No More Hair?
This story was an entry in the What If? Contest.
Story by Rose Zheng
| WHAT IF? CONTEST
I was walking on 49th street one morning, eating my usual bagel and sipping my latte, wondering… what if we didn’t have these beautiful, glorious stringy strands confidently resting on our heads called hair?
Every day, when staring at someone’s head, it would be shiny, empty, peach colored perfection. It would be so delightfully clean and perfect, without even a single strand of hair.
We would spend much less time grooming. But where shall that time be spent? To groom our very own imaginary strands of hair, wondering what real hair looked like?
Where would our faded blond curls and glistening strawberry blonde locks go? To the deep, dark pits of skullduggery? To the fierce fires of pure spite? Why would these sources undeservedly snatch our precious hair without even thinking?
While pondering this, I also wondered, what is the meaning of hair anyway? Why does it just sit so comfortably on our heads, just doing nothing but making us look so called “normal”, as deemed by society? If hair had no meaning, why was it even needed to sit on our perfectly empty, shiny, perfect peach colored heads, so perfect on their own?
Hair is like dark lines drawn on a white piece of paper, like black strings woven into a white blanket. Like drops of ebony ink in the purely white snow. So meaningful, but so meaningless at the same time.
Hair can be beautifully curled into many springs or straightened to the very point where it would be straight as a line. Hair can be charcoal black or light brown, like the caramel sauce drizzled on your sundae. Hair can be so uniquely perfect sometimes-would we really be better off without it?
Think about the cotton plants, which farmers spend long, hot summers picking. The cotton is then woven into a fabric. The fabric is then cut and sewed into a tiny bow by the seamstress. A clear dab of the plasticy hot glue, followed by a metal clip goes on the bow. The bow is then carefully situated in between the strands of a girl’s chocolate brown curls. Without hair, what would be the meaning of these bows that are made every day?

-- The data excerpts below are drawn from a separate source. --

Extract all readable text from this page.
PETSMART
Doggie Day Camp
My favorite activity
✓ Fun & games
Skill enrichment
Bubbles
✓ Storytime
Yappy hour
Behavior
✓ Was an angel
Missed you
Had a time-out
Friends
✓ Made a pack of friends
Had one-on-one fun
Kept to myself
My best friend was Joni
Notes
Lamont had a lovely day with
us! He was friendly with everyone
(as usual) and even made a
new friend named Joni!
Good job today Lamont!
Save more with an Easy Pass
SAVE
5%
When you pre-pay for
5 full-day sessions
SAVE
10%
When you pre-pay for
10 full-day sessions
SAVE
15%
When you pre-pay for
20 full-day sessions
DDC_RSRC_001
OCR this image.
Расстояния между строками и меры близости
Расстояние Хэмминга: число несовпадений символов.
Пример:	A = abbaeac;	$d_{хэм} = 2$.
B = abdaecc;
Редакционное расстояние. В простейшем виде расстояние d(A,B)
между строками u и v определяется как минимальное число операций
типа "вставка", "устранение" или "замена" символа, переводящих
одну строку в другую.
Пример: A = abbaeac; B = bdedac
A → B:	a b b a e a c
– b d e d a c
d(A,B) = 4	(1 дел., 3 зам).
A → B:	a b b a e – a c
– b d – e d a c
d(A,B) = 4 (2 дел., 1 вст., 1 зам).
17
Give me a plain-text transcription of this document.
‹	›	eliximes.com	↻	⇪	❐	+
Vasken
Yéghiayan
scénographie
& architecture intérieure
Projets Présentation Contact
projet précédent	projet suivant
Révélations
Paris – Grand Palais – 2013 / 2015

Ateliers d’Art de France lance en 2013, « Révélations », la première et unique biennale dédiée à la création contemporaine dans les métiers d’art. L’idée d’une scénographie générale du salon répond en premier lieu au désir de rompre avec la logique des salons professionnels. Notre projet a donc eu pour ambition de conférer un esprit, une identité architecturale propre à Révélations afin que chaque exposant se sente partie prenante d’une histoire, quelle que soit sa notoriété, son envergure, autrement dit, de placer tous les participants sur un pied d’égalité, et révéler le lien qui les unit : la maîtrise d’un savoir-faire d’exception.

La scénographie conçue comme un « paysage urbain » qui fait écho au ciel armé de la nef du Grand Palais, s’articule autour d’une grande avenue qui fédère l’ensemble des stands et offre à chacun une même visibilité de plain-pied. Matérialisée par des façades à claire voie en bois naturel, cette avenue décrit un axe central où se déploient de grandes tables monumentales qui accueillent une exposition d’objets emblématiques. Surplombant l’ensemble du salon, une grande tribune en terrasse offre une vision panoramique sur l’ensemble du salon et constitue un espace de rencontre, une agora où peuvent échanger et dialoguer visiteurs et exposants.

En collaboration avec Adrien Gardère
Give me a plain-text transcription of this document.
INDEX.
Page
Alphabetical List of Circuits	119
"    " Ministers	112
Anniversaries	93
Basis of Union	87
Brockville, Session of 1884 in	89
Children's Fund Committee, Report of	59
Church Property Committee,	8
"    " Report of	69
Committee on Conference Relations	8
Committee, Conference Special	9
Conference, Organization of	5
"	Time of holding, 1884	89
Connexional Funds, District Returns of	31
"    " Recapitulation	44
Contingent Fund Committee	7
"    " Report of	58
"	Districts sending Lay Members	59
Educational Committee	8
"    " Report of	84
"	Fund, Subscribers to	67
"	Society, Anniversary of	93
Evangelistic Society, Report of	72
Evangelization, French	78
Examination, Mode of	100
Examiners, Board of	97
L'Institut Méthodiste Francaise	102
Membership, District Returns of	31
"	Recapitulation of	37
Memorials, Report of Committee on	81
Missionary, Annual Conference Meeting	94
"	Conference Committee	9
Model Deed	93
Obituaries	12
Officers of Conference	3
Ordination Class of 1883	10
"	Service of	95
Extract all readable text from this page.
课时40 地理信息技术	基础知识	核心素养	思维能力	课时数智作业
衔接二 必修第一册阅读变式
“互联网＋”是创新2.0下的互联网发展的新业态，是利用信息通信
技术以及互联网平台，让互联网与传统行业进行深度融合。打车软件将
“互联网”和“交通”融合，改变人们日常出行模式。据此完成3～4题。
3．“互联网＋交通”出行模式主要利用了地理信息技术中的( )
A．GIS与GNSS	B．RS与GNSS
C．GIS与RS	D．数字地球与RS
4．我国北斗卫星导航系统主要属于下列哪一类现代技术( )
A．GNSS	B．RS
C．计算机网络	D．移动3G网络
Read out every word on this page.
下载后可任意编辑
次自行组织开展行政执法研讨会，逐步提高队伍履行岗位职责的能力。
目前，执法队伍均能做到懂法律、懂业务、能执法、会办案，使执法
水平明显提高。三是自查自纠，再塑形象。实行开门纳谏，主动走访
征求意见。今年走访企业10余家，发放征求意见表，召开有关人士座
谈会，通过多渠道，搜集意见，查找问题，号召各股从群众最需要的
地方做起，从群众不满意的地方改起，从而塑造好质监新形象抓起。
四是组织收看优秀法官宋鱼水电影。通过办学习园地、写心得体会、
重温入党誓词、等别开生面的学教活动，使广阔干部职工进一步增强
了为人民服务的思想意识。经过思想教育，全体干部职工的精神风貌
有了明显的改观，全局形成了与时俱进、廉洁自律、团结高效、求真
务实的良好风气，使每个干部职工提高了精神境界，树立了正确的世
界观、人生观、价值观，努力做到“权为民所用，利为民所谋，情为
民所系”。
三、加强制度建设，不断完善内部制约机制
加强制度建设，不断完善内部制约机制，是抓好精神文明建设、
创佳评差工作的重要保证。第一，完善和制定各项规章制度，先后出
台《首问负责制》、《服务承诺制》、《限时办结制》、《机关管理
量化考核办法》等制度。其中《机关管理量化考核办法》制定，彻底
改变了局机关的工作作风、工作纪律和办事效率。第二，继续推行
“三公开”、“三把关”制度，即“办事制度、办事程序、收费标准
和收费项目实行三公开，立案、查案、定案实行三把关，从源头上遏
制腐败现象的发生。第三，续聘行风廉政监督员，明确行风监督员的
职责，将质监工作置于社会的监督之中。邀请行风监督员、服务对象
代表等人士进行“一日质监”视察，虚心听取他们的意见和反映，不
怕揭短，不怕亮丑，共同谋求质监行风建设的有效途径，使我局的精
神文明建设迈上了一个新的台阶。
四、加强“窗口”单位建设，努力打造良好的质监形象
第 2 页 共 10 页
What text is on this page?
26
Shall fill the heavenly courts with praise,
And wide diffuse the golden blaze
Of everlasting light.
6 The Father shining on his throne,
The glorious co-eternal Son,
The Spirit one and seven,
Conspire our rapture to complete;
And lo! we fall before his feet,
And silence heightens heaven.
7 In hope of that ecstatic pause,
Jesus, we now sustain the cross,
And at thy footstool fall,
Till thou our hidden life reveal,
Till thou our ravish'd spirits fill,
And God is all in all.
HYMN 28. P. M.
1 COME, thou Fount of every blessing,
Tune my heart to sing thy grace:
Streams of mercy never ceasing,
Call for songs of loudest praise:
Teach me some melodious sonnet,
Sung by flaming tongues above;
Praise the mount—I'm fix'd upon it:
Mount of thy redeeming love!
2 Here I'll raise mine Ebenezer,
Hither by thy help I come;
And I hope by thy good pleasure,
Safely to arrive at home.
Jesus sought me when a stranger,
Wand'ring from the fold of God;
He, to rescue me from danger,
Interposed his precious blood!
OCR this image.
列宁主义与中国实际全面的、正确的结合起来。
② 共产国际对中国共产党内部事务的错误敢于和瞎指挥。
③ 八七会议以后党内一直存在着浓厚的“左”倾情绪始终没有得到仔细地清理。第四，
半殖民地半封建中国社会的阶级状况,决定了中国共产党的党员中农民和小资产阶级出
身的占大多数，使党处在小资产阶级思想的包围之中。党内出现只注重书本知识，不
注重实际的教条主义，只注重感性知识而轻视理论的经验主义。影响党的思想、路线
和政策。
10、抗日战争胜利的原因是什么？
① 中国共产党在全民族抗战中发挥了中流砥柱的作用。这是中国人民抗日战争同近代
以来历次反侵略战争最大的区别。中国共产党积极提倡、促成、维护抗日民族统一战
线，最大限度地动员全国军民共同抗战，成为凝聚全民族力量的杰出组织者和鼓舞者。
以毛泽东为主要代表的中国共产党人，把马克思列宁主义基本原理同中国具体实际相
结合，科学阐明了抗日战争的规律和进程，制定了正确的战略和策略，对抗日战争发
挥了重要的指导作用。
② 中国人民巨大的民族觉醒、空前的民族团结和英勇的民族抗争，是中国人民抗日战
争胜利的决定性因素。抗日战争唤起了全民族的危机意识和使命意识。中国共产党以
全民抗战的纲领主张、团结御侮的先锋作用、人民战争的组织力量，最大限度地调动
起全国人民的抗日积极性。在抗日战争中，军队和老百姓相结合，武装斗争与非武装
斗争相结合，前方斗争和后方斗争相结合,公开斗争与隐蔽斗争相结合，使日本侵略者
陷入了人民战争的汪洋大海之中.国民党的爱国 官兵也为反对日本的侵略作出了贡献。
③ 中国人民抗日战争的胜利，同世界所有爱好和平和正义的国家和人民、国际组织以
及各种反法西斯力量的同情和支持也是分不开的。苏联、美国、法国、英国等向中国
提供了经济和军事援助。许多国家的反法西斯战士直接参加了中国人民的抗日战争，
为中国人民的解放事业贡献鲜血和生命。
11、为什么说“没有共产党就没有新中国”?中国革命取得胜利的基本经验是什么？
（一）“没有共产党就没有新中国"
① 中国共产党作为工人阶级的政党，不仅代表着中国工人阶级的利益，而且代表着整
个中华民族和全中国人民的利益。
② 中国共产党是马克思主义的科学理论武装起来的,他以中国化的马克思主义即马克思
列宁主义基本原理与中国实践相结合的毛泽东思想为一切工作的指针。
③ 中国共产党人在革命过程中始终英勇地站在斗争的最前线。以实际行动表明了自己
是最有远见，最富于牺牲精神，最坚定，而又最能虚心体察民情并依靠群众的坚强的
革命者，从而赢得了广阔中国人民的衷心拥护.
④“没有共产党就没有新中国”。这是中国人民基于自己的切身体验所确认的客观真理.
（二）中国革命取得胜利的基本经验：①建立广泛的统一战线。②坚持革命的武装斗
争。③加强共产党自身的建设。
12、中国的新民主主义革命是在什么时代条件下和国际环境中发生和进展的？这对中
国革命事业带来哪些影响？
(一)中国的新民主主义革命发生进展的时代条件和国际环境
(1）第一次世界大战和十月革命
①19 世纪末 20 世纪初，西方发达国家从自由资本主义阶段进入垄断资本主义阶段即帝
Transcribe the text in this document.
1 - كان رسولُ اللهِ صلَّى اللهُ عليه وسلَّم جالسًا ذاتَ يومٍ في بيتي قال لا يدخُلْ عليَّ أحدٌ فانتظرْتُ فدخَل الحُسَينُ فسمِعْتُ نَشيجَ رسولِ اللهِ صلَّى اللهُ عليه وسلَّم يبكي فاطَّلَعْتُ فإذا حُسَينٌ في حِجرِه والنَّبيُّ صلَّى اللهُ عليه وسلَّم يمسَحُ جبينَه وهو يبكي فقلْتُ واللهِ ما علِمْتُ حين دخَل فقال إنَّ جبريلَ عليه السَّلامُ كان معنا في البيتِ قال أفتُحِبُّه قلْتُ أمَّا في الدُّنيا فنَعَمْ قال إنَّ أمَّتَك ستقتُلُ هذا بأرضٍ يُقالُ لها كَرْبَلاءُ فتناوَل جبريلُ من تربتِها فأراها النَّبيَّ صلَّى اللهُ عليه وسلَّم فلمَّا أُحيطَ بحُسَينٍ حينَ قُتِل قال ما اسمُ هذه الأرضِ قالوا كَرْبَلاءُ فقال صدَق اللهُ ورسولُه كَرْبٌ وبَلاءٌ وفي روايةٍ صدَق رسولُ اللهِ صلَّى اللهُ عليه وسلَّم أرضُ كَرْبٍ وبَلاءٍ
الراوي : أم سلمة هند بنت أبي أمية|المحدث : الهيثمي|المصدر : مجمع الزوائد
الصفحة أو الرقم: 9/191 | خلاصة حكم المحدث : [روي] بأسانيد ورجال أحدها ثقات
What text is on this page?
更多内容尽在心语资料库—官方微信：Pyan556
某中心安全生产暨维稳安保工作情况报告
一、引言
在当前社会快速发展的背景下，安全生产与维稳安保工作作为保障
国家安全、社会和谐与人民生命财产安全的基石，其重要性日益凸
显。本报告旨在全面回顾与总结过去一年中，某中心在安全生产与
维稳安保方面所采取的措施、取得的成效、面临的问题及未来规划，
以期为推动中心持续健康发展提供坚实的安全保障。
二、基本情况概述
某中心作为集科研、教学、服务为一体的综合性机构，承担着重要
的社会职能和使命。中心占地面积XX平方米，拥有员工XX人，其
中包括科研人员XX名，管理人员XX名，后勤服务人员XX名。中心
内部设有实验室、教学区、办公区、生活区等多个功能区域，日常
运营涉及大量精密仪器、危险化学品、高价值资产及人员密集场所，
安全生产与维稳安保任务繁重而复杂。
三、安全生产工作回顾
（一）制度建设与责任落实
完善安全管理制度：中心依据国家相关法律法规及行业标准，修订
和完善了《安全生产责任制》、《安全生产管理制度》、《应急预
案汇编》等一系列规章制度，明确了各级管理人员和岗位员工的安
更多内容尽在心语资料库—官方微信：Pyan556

Traditional children’s fairy tales would be different. Goldilocks would have a different name if not for her dark blond curls. Rapunzel would have no meaning without her caramel colored hair, snaking down to the bottom of her grey stone tower, so thick but in such thin elastic like strands.
Hair represents age. The old, experienced and wise man has shorter gray strands, while the young, inquisitive boy has his own fresh-looking brown strands, a perfect representation of the abstractness of pure youth.
In a world with no hair, some would only see the shiny, peach colored perfection of baldness, clean without even a single strand or mark. But looking at a deeper angle, it would be quite noticeable how empty and shallow our lives may be without the shiny but faded, naturally highlighted, glorious elastic like strands, which nest themselves on our supposedly shiny, peach colored, perfectly round heads.
ROSE ZHENG (‘26) is a seventh-grader at The King’s Academy.